Essa semana o Evan Puschak do canal Nerdwriter postou uma análise dessa que é a pintura mais famosa do Edward Hopper. Ele começa por notar uma sensação de realismo nas pinturas, entretanto sem que isso seja levado a cabo pela técnica, já que não há um interesse em uma representação quase fotográfica. A sensação de verdade vem justamente da simplificação dos traços que tornam tudo mais universal:
“Ficando um passo atrás, com representações um pouco mais gerais, um pouco mais desconectadas em relação a lugar, história e pessoa. Dessa maneira há o espaço exato para que você encaixe sua própria vida na obra do Hopper. Mas uma vez lá dentro é impossível não ficar preso ali e ver aquela vida de acordo com os temas dele.”
Autorretrato. Edward Hopper, 1930. Óleo sobre tela.
Com Hopper essas pessoas são possíveis representações de nós mesmos, um espaço das nossas vidas se desenrolando na tela enquanto observamos de fora. Porém não se trata apenas de observar, há ali uma certa interação característica do voyeur, de ver algo muito pessoal sem que essa pessoa sequer tenha dado permissão. Uma invasão que só é possível por ser anônima, mas que também garante um meio de ver alguém agindo livremente justamente pela inconsciência de estar sendo observado.
“As pessoas nas pinturas estavam tanto atrás quanto na frente de janelas. Claro que as janelas são o lugar onde a separação entre externo e interno se torna complicada. E não porque podemos atravessá-las fisicamente, mas porque nosso olhar o faz, porque nossa visão invade esses mundos privados. De fato, nas obras de Hopper as janelas aparecem como se nem mesmo estivessem lá.”
Evan Pushak nos lembra do longo esforço que Hopper dedicava a cada uma de suas pinturas. Dos esboços e estudos até a finalização da obra ele poderia levar meses e isso deve ser levado em consideração na hora de apreciar suas pinturas:
“Hopper queria que sua devoção com cada obra se repetisse em nossa apreciação. Assim como ele pintava lenta e deliberadamente, ele também espera que olhemos, de verdade, que fiquemos vulneráveis como um observador sempre está, esteja ele ou ela se abaixando na escuridão do prédio ao lado ou apenas atravessando a rua.”
Na época em que Nightwaks foi pintada havia nos EUA o costume de se apagar todas as luzes das cidades durante a noite. Isso porque o ataque a Pearl Harbor havia sido recente e o medo de novos ataques fez com que as pessoas tentassem “esconder” a luz das cidades à noite para dificultar a localização de alvos. Entretanto, Hopper nunca apagou nem disfarçou a iluminação de seu estúdio de pintura onde passava a noite pintando. Noites que permitiram o surgimento de Nighthawks, a imagem da última luz acesa em uma rua escura, vista por alguém como a atravessar a rua.

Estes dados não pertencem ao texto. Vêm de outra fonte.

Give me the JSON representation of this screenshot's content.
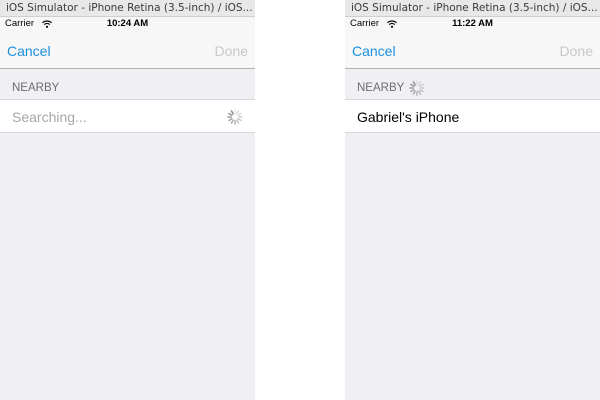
{
  "left_window": {
    "title": "iOS Simulator - iPhone Retina (3.5-inch) / iOS...",
    "status": {
      "carrier": "Carrier",
      "time": "10:24 AM"
    },
    "nav": {
      "cancel": "Cancel",
      "done": "Done"
    },
    "section_header": "NEARBY",
    "cell": {
      "text": "Searching..."
    }
  },
  "right_window": {
    "title": "iOS Simulator - iPhone Retina (3.5-inch) / iOS...",
    "status": {
      "carrier": "Carrier",
      "time": "11:22 AM"
    },
    "nav": {
      "cancel": "Cancel",
      "done": "Done"
    },
    "section_header": "NEARBY",
    "cell": {
      "text": "Gabriel's iPhone"
    }
  },
  "icons": {
    "wifi": "wifi-icon",
    "spinner": "activity-spinner-icon"
  },
  "colors": {
    "accent": "#1a8fe0",
    "disabled": "#c8c8cc",
    "background": "#efeff4",
    "placeholder": "#a6a6aa"
  }
}
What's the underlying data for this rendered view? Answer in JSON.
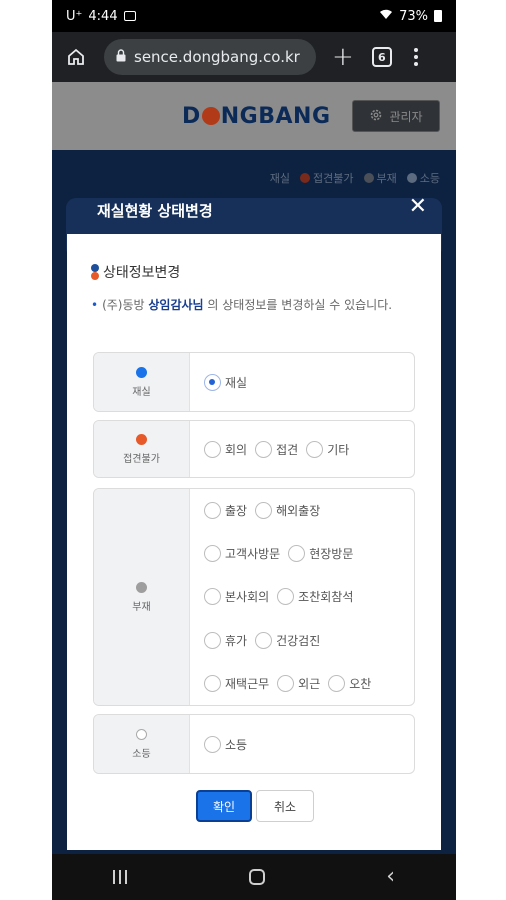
{
  "status_bar": {
    "carrier": "U⁺",
    "time": "4:44",
    "battery": "73%"
  },
  "browser": {
    "url": "sence.dongbang.co.kr",
    "tab_count": "6"
  },
  "site": {
    "logo": {
      "part1": "D",
      "part2": "NGBANG"
    },
    "admin_label": "관리자",
    "legend": [
      "재실",
      "접견불가",
      "부재",
      "소등"
    ]
  },
  "dialog": {
    "title": "재실현황 상태변경",
    "section_title": "상태정보변경",
    "desc_prefix": "(주)동방 ",
    "desc_name": "상임감사님",
    "desc_suffix": " 의 상태정보를 변경하실 수 있습니다.",
    "groups": {
      "present": {
        "label": "재실",
        "options": [
          "재실"
        ]
      },
      "no_meeting": {
        "label": "접견불가",
        "options": [
          "회의",
          "접견",
          "기타"
        ]
      },
      "absent": {
        "label": "부재",
        "rows": [
          [
            "출장",
            "해외출장"
          ],
          [
            "고객사방문",
            "현장방문"
          ],
          [
            "본사회의",
            "조찬회참석"
          ],
          [
            "휴가",
            "건강검진"
          ],
          [
            "재택근무",
            "외근",
            "오찬"
          ]
        ]
      },
      "off": {
        "label": "소등",
        "options": [
          "소등"
        ]
      }
    },
    "selected": "재실",
    "ok_label": "확인",
    "cancel_label": "취소"
  },
  "colors": {
    "present": "#1a73e8",
    "no_meeting": "#e8592a",
    "absent": "#9e9e9e",
    "off": "#ffffff",
    "accent": "#1a73e8"
  }
}
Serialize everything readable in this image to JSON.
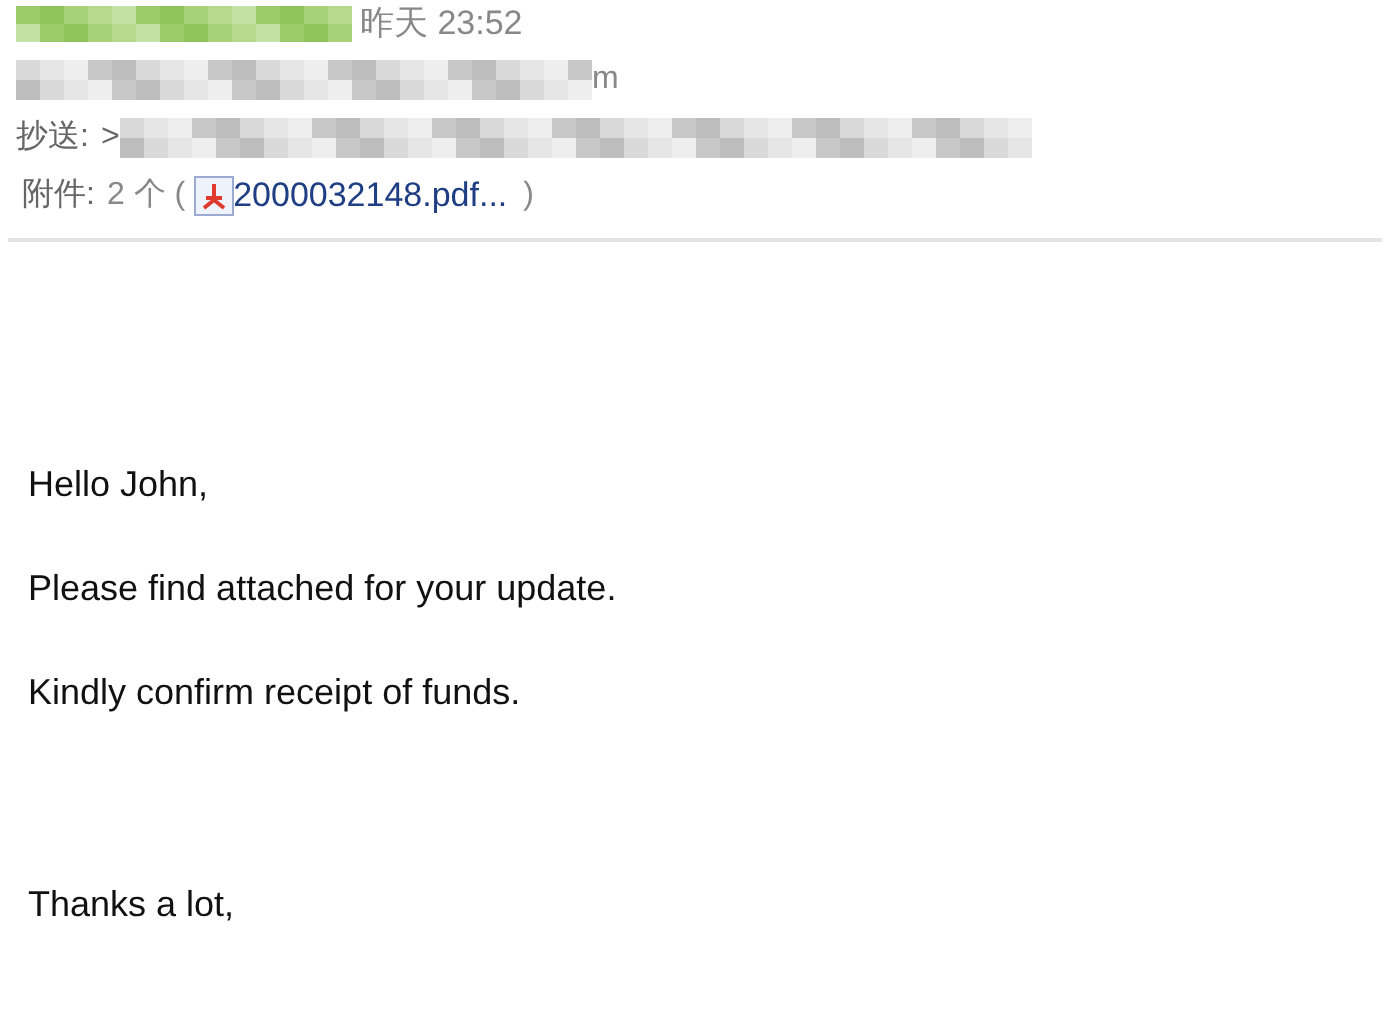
{
  "header": {
    "time": "昨天 23:52",
    "from_suffix": "m",
    "cc_label": "抄送:",
    "cc_prefix": ">",
    "attachments": {
      "label": "附件:",
      "count": "2 个 (",
      "file": "2000032148.pdf...",
      "close": ")"
    }
  },
  "body": [
    "Hello John,",
    "Please find attached for your update.",
    "Kindly confirm receipt of funds.",
    "Thanks a lot,"
  ]
}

“A luz do restaurante em Nighthawks parece ser a última ainda brilhando na cidade. E por essa razão eu acho que você pode encontrar uma leitura um pouco mais otimista dessa pintura. O que mais podemos fazer diante de grandes inquietações e dúvidas além de trabalhar e seguir adiante? Todas as pessoas em Hopper parecem estar unidas com o momento atual. Solitárias? Sim. Aguardando? Talvez um pouco entediadas? As pessoas em Nighthawks não são diferentes. Mas no tédio é quando sentimos o tempo e o ser com maior precisão. Pode inspirar um ânimo profundo. Talvez seja isso que essas pessoas estão sentindo. Solitárias e reunidas naquele navio iluminado zarpando contra a escuridão de que ainda está por vir. A luz amarela esverdeada dessa cena, assim como aquela no estúdio do Hopper, é um substituto pífio para a luz do sol, mas ainda pode, através de janelas gigantes, iluminar o mundo.”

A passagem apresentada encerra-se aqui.